In the previous step we added Polymer as a hub in between two Cosmos chains. Now let’s replace one of the chains with a chain that is not natively compatible with IBC, like Ethereum.

Introducing the middle hop alone, does not solve the issue. Even though there’s been some work done on an IBC core implementation in solidity, verifying Tendermint consensus (representing Polymer chain) on the EVM is prohibitively expensive, please refer to this blog post for more background.

The solution provided by Polymer is to outsource the transport (and part of the state) layer to the Polymer chain. This fits within the modular interoperability framework.

outsourcing the transport layer

Modular interoperability

The application and transport layer separation have always been part of the IBC design, ever since its conception. This has the benefits of separating the concerns of application and core developers respectively.

Polymer takes this modularity a step further though. Similar to the ideas of modular blockchains introduced by Celestia, Polymer proposes the concept of modular interoperability. This means that all 3 layers of an interoperability protocol (app, transport and state) still form a logical whole, yet they can be decoupled onto different chains.

Virtual transport with vIBC

Instead of running an entire IBC implementation (including an on-chain light client that verifies Tendermint consensus inside the EVM), two simplified components need to be added to Ethereum.

  1. vIBC core smart contracts (virtual transport in the diagram). These smart contracts will satisfy the required IBC interfaces to handle channel and connection handshakes, and the packet flow (send + callbacks).

The vIBC (virtual IBC) module on Polymer’s side handles the changes related to introducing a virtual transport layer.
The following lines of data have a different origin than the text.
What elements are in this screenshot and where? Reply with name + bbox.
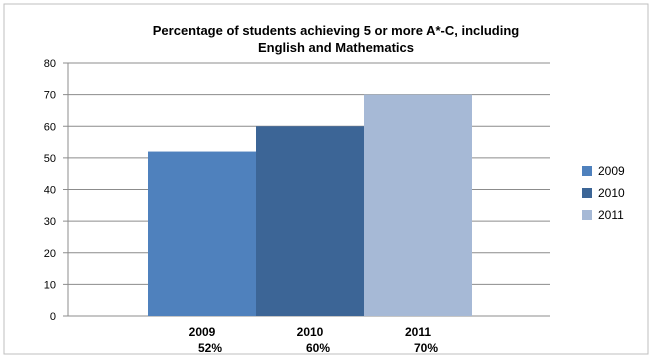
x-category-percent-2009: 52% — [198, 341, 222, 355]
bar-2010 — [256, 126, 364, 316]
y-tick-label-60: 60 — [44, 121, 56, 133]
chart-title-line-2: English and Mathematics — [258, 40, 414, 55]
x-category-percent-2010: 60% — [306, 341, 330, 355]
y-tick-label-80: 80 — [44, 58, 56, 70]
y-tick-label-30: 30 — [44, 216, 56, 228]
legend-swatch-2010 — [582, 188, 592, 198]
legend-label-2011: 2011 — [598, 208, 624, 222]
legend-label-2009: 2009 — [598, 164, 625, 178]
y-tick-label-40: 40 — [44, 185, 56, 197]
x-category-label-2009: 2009 — [189, 325, 216, 339]
legend-label-2010: 2010 — [598, 186, 625, 200]
legend-swatch-2009 — [582, 166, 592, 176]
y-axis-ticks: 0 10 20 30 40 50 60 70 80 — [44, 58, 69, 323]
x-category-label-2011: 2011 — [405, 325, 431, 339]
legend: 2009 2010 2011 — [582, 164, 625, 222]
y-tick-label-0: 0 — [50, 311, 56, 323]
y-tick-label-70: 70 — [44, 90, 56, 102]
x-axis-categories: 2009 52% 2010 60% 2011 70% — [189, 325, 439, 355]
x-category-percent-2011: 70% — [414, 341, 438, 355]
bars — [148, 94, 472, 316]
bar-2011 — [364, 94, 472, 316]
y-tick-label-10: 10 — [44, 279, 56, 291]
y-tick-label-20: 20 — [44, 248, 56, 260]
chart-title-line-1: Percentage of students achieving 5 or mo… — [153, 23, 520, 38]
x-category-label-2010: 2010 — [297, 325, 324, 339]
bar-2009 — [148, 151, 256, 316]
y-tick-label-50: 50 — [44, 153, 56, 165]
legend-swatch-2011 — [582, 210, 592, 220]
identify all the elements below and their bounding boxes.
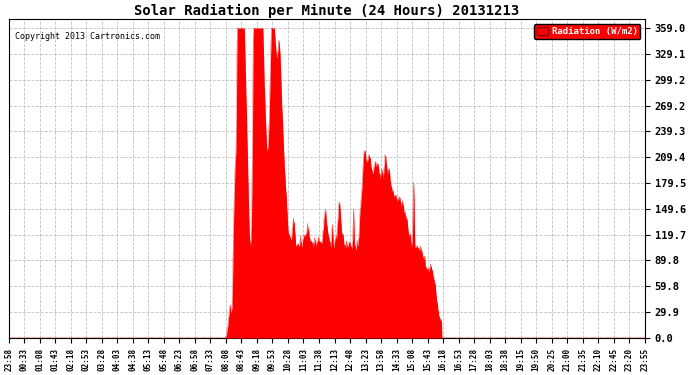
Title: Solar Radiation per Minute (24 Hours) 20131213: Solar Radiation per Minute (24 Hours) 20… xyxy=(134,4,520,18)
Text: Copyright 2013 Cartronics.com: Copyright 2013 Cartronics.com xyxy=(15,32,160,41)
Legend: Radiation (W/m2): Radiation (W/m2) xyxy=(535,24,640,39)
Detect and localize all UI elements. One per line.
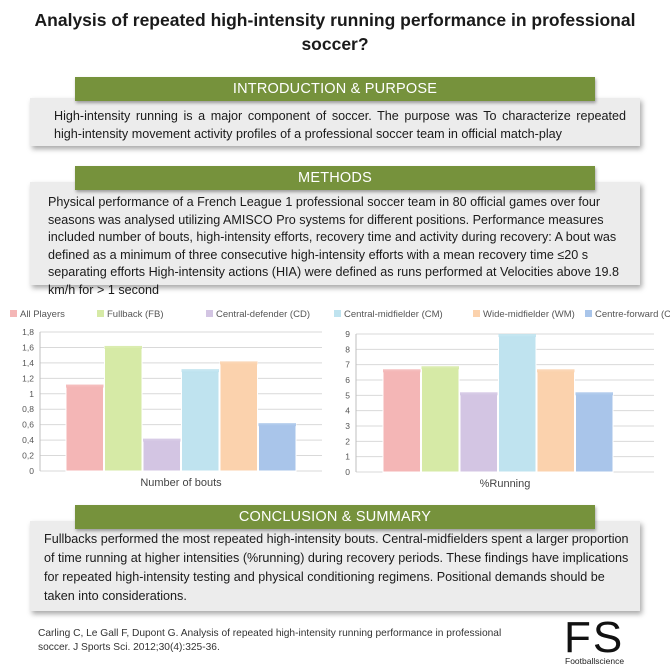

vIBC module and vIBC smart contracts

  1. A verifier contract. The verifier contract deployed on the EVM is able to verify the consensus proofs of the Polymer chain. Note that Polymer is also running a client for itself (on behalf of the virtual chain), through the localhost or loopback client.

verifier contract

Tendermint consensus proof verification in EVM

As consensus proof verification for Tendermint consensus (Polymer chain is a Cosmos SDK chain) is prohibitively expensive, a solution was found to have the verifier contract verify Zero-Knowledge Proofs (ZKP) instead. More on that in the next section on zkMint

Conclusion

We end up with a situation where an IBC application on the virtual chain (e.g. Ethereum) can trigger IBC interactions with the Cosmos chain B, through the vIBC core smart contracts which then outsources the heavy lifting to the Polymer chain running the IBC transport layer on behalf of Ethereum. We call this virtual IBC and Ethereum in this case acts as a virtual chain.